Raw data was then extracted and inserted into the detailed_table. This would also trigger update to summary_table.

-- Add raw data to the detailed table
INSERT INTO detailed_table
SELECT r.rental_id, rental_year (r.rental_date), rental_month (r.rental_date), c.name AS category_name
FROM rental r
INNER JOIN inventory i ON r.inventory_id = i.inventory_id
INNER JOIN film_category fc ON i.film_id = fc.film_id
INNER JOIN category c ON fc.category_id = c.category_id
ORDER BY rental_year DESC, rental_month DESC;

Stored Procedure to Refresh All Data

Finally, I created a procedure that refreshes data in both detailed and summary tables.
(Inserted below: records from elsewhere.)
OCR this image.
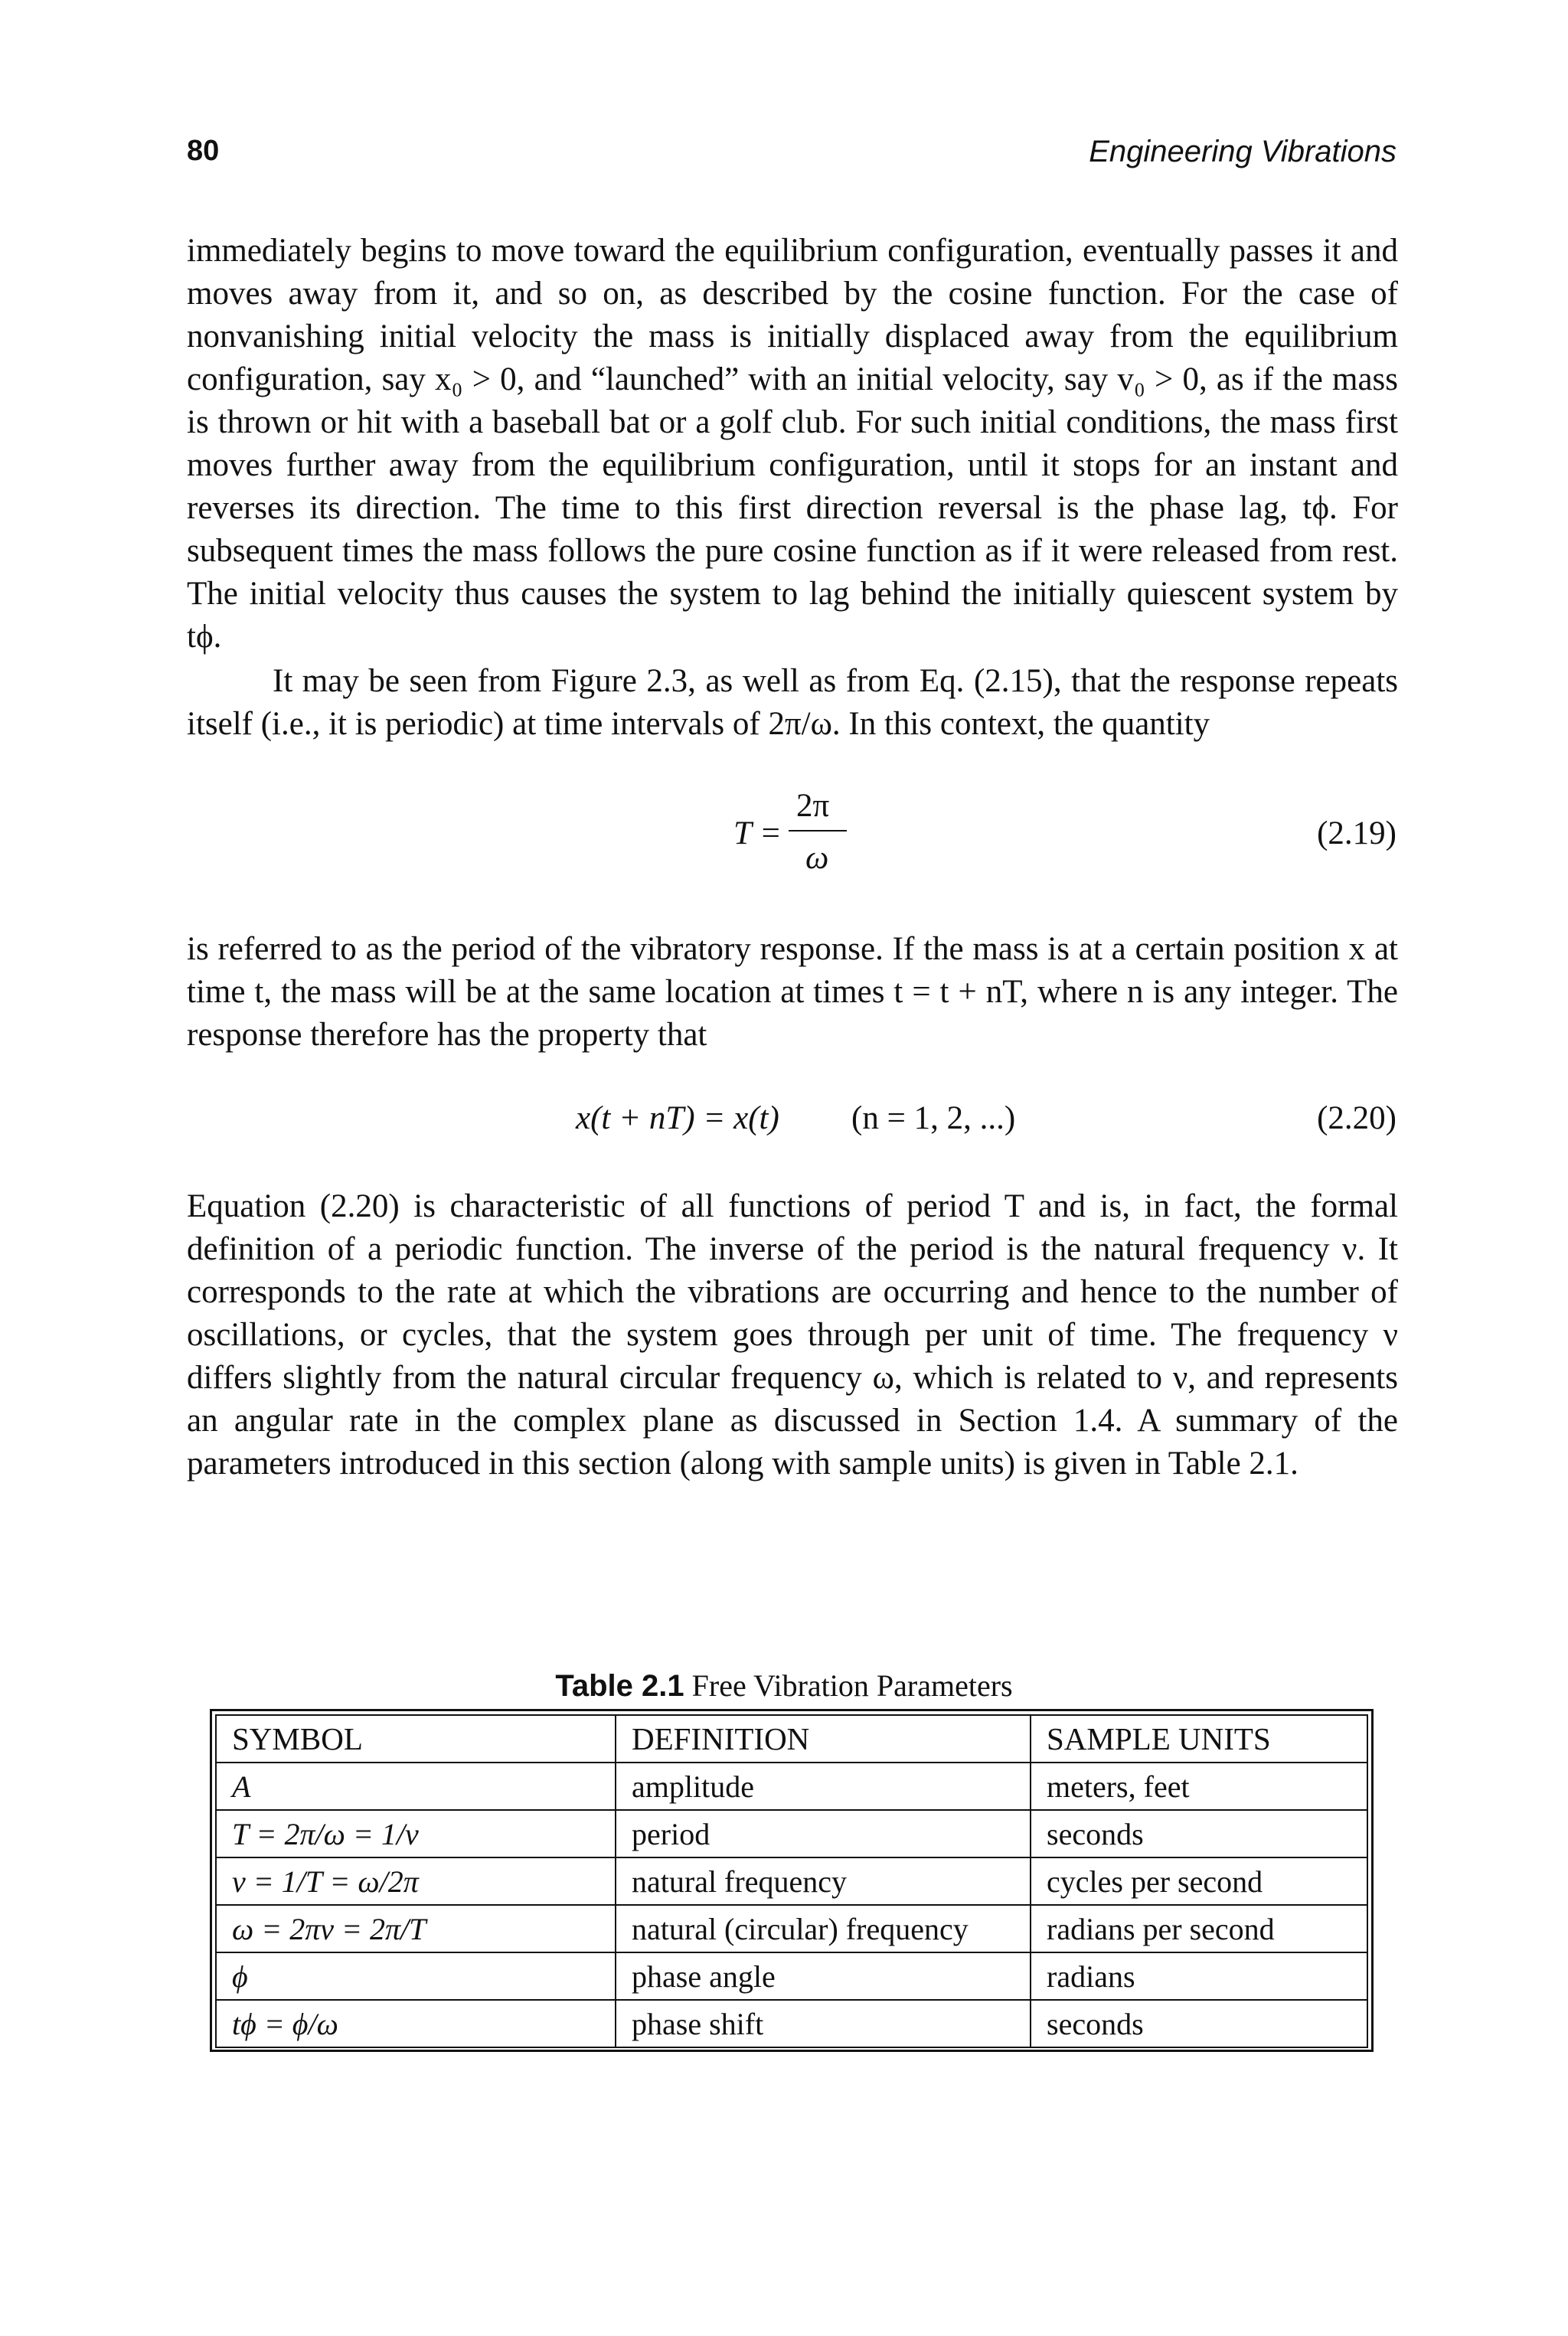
80	Engineering Vibrations
immediately begins to move toward the equilibrium configuration, eventually passes it and moves away from it, and so on, as described by the cosine function. For the case of nonvanishing initial velocity the mass is initially displaced away from the equilibrium configuration, say x₀ > 0, and “launched” with an initial velocity, say v₀ > 0, as if the mass is thrown or hit with a baseball bat or a golf club. For such initial conditions, the mass first moves further away from the equilibrium configuration, until it stops for an instant and reverses its direction. The time to this first direction reversal is the phase lag, tϕ. For subsequent times the mass follows the pure cosine function as if it were released from rest. The initial velocity thus causes the system to lag behind the initially quiescent system by tϕ.
It may be seen from Figure 2.3, as well as from Eq. (2.15), that the response repeats itself (i.e., it is periodic) at time intervals of 2π/ω. In this context, the quantity
T =
2π
ω
(2.19)
is referred to as the period of the vibratory response. If the mass is at a certain position x at time t, the mass will be at the same location at times t = t + nT, where n is any integer. The response therefore has the property that
x(t + nT) = x(t) (n = 1, 2, ...)	(2.20)
Equation (2.20) is characteristic of all functions of period T and is, in fact, the formal definition of a periodic function. The inverse of the period is the natural frequency ν. It corresponds to the rate at which the vibrations are occurring and hence to the number of oscillations, or cycles, that the system goes through per unit of time. The frequency ν differs slightly from the natural circular frequency ω, which is related to ν, and represents an angular rate in the complex plane as discussed in Section 1.4. A summary of the parameters introduced in this section (along with sample units) is given in Table 2.1.
Table 2.1 Free Vibration Parameters
SYMBOL	DEFINITION	SAMPLE UNITS
A	amplitude	meters, feet
T = 2π/ω = 1/ν	period	seconds
ν = 1/T = ω/2π	natural frequency	cycles per second
ω = 2πν = 2π/T	natural (circular) frequency	radians per second
ϕ	phase angle	radians
tϕ = ϕ/ω	phase shift	seconds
-- Create a procedure that re-populates the 2 tables with raw data from the database
-- Any test data that was manually inserted to the detailed table won't be included
DROP PROCEDURE IF EXISTS refresh_tables();
CREATE PROCEDURE refresh_tables ()
LANGUAGE plpgsql
AS $$
BEGIN
	TRUNCATE detailed_table;
	TRUNCATE summary_table;
	-- Temporarily disable trigger
    ALTER TABLE detailed_table DISABLE TRIGGER update_summary_on_insert;
	-- Update detailed_table
	INSERT INTO detailed_table
		SELECT r.rental_id, rental_year (ym.rental_date), rental_month (ym.rental_date), c.name AS category_name
		FROM rental r
		INNER JOIN inventory i ON r.inventory_id = i.inventory_id
		INNER JOIN film_category fc ON i.film_id = fc.film_id
		INNER JOIN category c ON fc.category_id = c.category_id
		INNER JOIN rental ym ON r.rental_id = ym.rental_id
		ORDER BY rental_year DESC, rental_month DESC;
	-- Update summary_table
	INSERT INTO summary_table
		SELECT rental_year, rental_month, category_name, COUNT(*) AS num_rentals
		FROM detailed_table
		GROUP BY rental_year, rental_month, category_name
		ORDER BY rental_year DESC, rental_month DESC, num_rentals DESC;
	-- Re-enable trigger
    ALTER TABLE detailed_table ENABLE TRIGGER update_summary_on_insert;
END;
$$;

Automation with pgAgent

To keep the data fresh for reporting, the stored procedure can be scheduled to run monthly using pgAgent, PostgreSQL’s built-in job scheduler. This ensures the summary reflects the most recent rental data without manual intervention.

Final Thoughts

This project highlights the power of SQL and PostgreSQL for preparing data in a way that supports scalable and automated business intelligence workflows. By creating a clean, transformed layer of data ready for analysis, I can bridge the gap between raw transactions and valuable insights. These structured tables can now be easily integrated with tools like Power BI or Tableau for dashboarding, trend analysis, and storytelling with data.